Tozer has not been himself.  He starts to chase after lizards in the backyard then stops and looks around for Puma then just goes to lay down on the front porch all alone.  Soon there will be a new friend to play with as two dogs are better than one for guarding and playing together all over our large compound.  For now Tozer is slowly adjusting to life without Puma.

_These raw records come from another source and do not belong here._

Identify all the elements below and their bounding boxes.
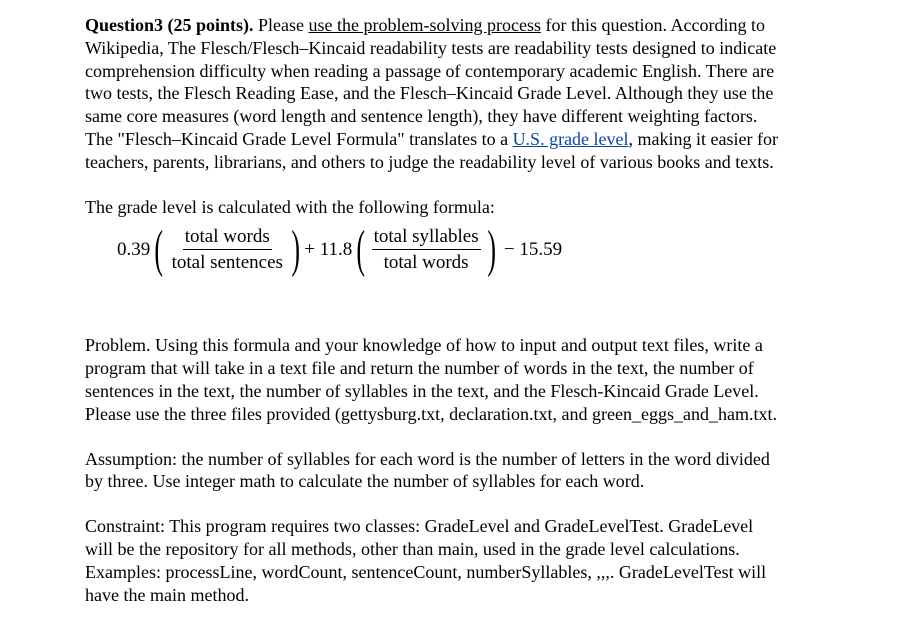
assumption-paragraph [85, 448, 778, 494]
intro-line: teachers, parents, librarians, and others to judge the readability level of various books and texts. [85, 151, 774, 172]
constraint-line: Constraint: This program requires two classes: GradeLevel and GradeLevelTest. GradeLevel [85, 516, 754, 537]
operator-term: + 11.8 [304, 238, 353, 260]
intro-line: two tests, the Flesch Reading Ease, and the Flesch–Kincaid Grade Level. Although they use the [85, 83, 774, 104]
paren: ) [291, 221, 300, 279]
intro-line [85, 14, 778, 37]
problem-line: sentences in the text, the number of syllables in the text, and the Flesch-Kincaid Grade Level. [85, 380, 759, 401]
coefficient: 0.39 [117, 238, 151, 260]
text: Please [253, 15, 309, 35]
fraction-syllables-words [372, 225, 481, 276]
text: for this question. According to [540, 15, 765, 35]
intro-line [85, 128, 778, 151]
constraint-paragraph [85, 515, 778, 606]
problem-line: Please use the three files provided (gettysburg.txt, declaration.txt, and green_eggs_and_ham.txt. [85, 403, 777, 424]
constraint-line: will be the repository for all methods, other than main, used in the grade level calculations. [85, 538, 740, 559]
assumption-line: by three. Use integer math to calculate the number of syllables for each word. [85, 471, 645, 492]
denominator: total words [383, 251, 469, 273]
intro-line: comprehension difficulty when reading a passage of contemporary academic English. There are [85, 60, 775, 81]
constraint-line: Examples: processLine, wordCount, sentenceCount, numberSyllables, ,,,. GradeLevelTest will [85, 561, 767, 582]
assumption-line: Assumption: the number of syllables for each word is the number of letters in the word divided [85, 448, 770, 469]
denominator: total sentences [171, 251, 283, 273]
grade-level-formula [117, 220, 778, 290]
intro-paragraph [85, 14, 778, 174]
text: The "Flesch–Kincaid Grade Level Formula" translates to a [85, 128, 513, 149]
constraint-line: have the main method. [85, 584, 249, 605]
numerator: total syllables [372, 225, 481, 250]
paren: ( [356, 221, 366, 279]
problem-solving-process-link[interactable]: use the problem-solving process [308, 15, 541, 35]
fraction-words-sentences [170, 225, 285, 276]
problem-line: program that will take in a text file and return the number of words in the text, the number of [85, 358, 754, 379]
intro-line: Wikipedia, The Flesch/Flesch–Kincaid readability tests are readability tests designed to indicate [85, 37, 777, 58]
question-heading: Question3 (25 points). [85, 15, 254, 35]
intro-line: same core measures (word length and sentence length), they have different weighting factors. [85, 106, 758, 127]
paren: ( [154, 221, 164, 279]
numerator: total words [183, 225, 272, 250]
formula-intro: The grade level is calculated with the following formula: [85, 196, 495, 217]
paren: ) [486, 221, 496, 279]
question-document [85, 14, 778, 628]
us-grade-level-link[interactable]: U.S. grade level [512, 128, 629, 149]
text: , making it easier for [628, 128, 778, 149]
problem-paragraph [85, 334, 778, 425]
problem-line: Problem. Using this formula and your knowledge of how to input and output text files, write a [85, 335, 763, 356]
operator-term: − 15.59 [503, 238, 563, 260]
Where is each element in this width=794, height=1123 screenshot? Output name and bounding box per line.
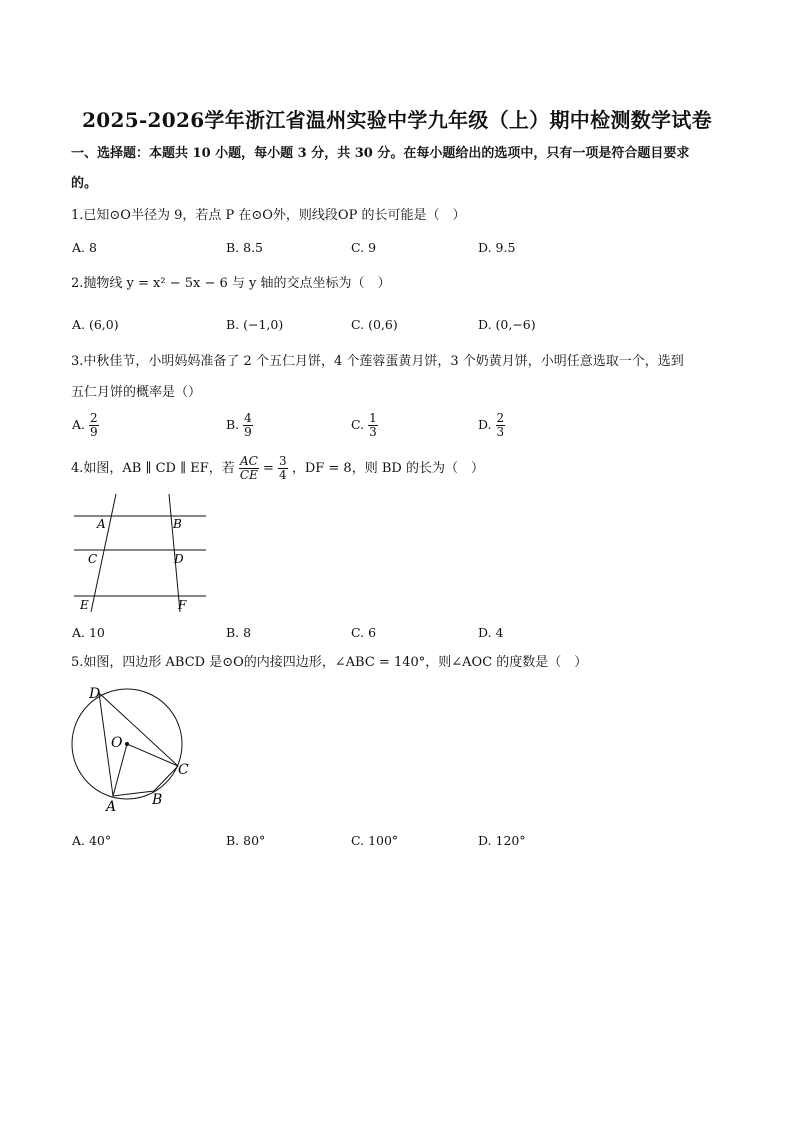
q2-option-c: C. (0,6) bbox=[351, 317, 398, 332]
q3-option-c-letter: C. bbox=[351, 417, 365, 432]
q2-option-d: D. (0,−6) bbox=[478, 317, 536, 332]
q4-option-d: D. 4 bbox=[478, 625, 504, 640]
q3-option-a-letter: A. bbox=[72, 417, 86, 432]
q1-option-b: B. 8.5 bbox=[226, 240, 264, 255]
question-5-stem: 5.如图，四边形 ABCD 是⊙O的内接四边形，∠ABC = 140°，则∠AOC 的度数是（ ） bbox=[71, 655, 588, 670]
q4-ratio-fraction: $\frac{AC}{CE}$ bbox=[239, 454, 258, 482]
section-heading-line1: 一、选择题：本题共 10 小题，每小题 3 分，共 30 分。在每小题给出的选项中，只有一项是符合题目要求 bbox=[71, 146, 690, 161]
label-b: B bbox=[152, 792, 163, 808]
page-title: 2025-2026学年浙江省温州实验中学九年级（上）期中检测数学试卷 bbox=[82, 108, 712, 132]
question-3-stem-line2: 五仁月饼的概率是（） bbox=[71, 385, 202, 400]
label-e: E bbox=[80, 598, 89, 612]
label-c: C bbox=[178, 762, 189, 778]
q5-option-a: A. 40° bbox=[72, 833, 112, 848]
q3-option-b-letter: B. bbox=[226, 417, 240, 432]
question-2-stem: 2.抛物线 y = x² − 5x − 6 与 y 轴的交点坐标为（ ） bbox=[71, 276, 391, 291]
q4-option-c: C. 6 bbox=[351, 625, 377, 640]
radius-oa bbox=[113, 744, 127, 796]
center-point bbox=[125, 742, 129, 746]
q1-option-c: C. 9 bbox=[351, 240, 377, 255]
q1-option-d: D. 9.5 bbox=[478, 240, 516, 255]
label-f: F bbox=[178, 598, 187, 612]
q3-option-a-fraction: $\frac{2}{9}$ bbox=[90, 411, 98, 439]
question-1-stem: 1.已知⊙O半径为 9，若点 P 在⊙O外，则线段OP 的长可能是（ ） bbox=[71, 208, 466, 223]
q4-value-fraction: $\frac{3}{4}$ bbox=[279, 454, 287, 482]
label-d: D bbox=[89, 686, 101, 702]
q5-option-c: C. 100° bbox=[351, 833, 399, 848]
radius-oc bbox=[127, 744, 178, 766]
q3-option-c-fraction: $\frac{1}{3}$ bbox=[369, 411, 377, 439]
q3-option-a bbox=[72, 412, 99, 439]
question-3-stem-line1: 3.中秋佳节，小明妈妈准备了 2 个五仁月饼，4 个莲蓉蛋黄月饼，3 个奶黄月饼，小明任意选取一个，选到 bbox=[71, 354, 684, 369]
q2-option-a: A. (6,0) bbox=[72, 317, 119, 332]
label-a: A bbox=[106, 799, 117, 815]
label-a: A bbox=[97, 517, 106, 531]
q3-option-b-fraction: $\frac{4}{9}$ bbox=[244, 411, 252, 439]
q3-option-b bbox=[226, 412, 253, 439]
q3-option-d-letter: D. bbox=[478, 417, 492, 432]
q3-option-d bbox=[478, 412, 505, 439]
q4-equals: = bbox=[263, 461, 274, 476]
label-b: B bbox=[173, 517, 182, 531]
q5-option-b: B. 80° bbox=[226, 833, 266, 848]
q4-parallel-lines-figure bbox=[70, 492, 215, 614]
q4-stem-post: ，DF = 8，则 BD 的长为（ ） bbox=[291, 461, 484, 476]
label-d: D bbox=[174, 552, 184, 566]
label-o: O bbox=[111, 735, 123, 751]
q4-stem-pre: 4.如图，AB ∥ CD ∥ EF，若 bbox=[71, 461, 235, 476]
q4-option-a: A. 10 bbox=[72, 625, 105, 640]
q4-option-b: B. 8 bbox=[226, 625, 252, 640]
q1-option-a: A. 8 bbox=[72, 240, 97, 255]
q3-option-c bbox=[351, 412, 378, 439]
q2-option-b: B. (−1,0) bbox=[226, 317, 284, 332]
q5-circle-figure bbox=[66, 680, 196, 815]
label-c: C bbox=[88, 552, 98, 566]
q3-option-d-fraction: $\frac{2}{3}$ bbox=[496, 411, 505, 439]
question-4-stem bbox=[71, 455, 484, 482]
section-heading-line2: 的。 bbox=[71, 176, 98, 191]
q5-option-d: D. 120° bbox=[478, 833, 526, 848]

Today after a really fun foods class where the students made amazing chicken dishes (from the chickens recently slaughtered from the Ag class at RFIS), I was walking home with another teacher, Michelle, and I saw another green snake slither across our path at the same place I had seen the other larger more vibrant green mamba!  Michelle didn't see it as I was looking right at the place on the pathway I had seen the other.  Also a snake had dropped down from a banana tree by two of our students near the door dividing the school property and ours.  And apparently there is a snake living on our side of the wall near the pathway the kids take to and from school, the guardian has spotted it several times but hasn't been able to kill it.

We have told the kids to take heavy steps while walking back and forth between school and home.  Snakes can't hear but can feel the vibrations from heavy walking feet.  They generally flee not really wanting a fight unless they feel threatened in someway.  I am stomping my way around these days.  No joke.  I do not like snakes.  The rains have started early this year and hopefully the neighbors will stop burning brush and the snakes will settle down.  I know they are all around but I prefer to be blissfully unaware of their presence.  Out of sight, out of mind!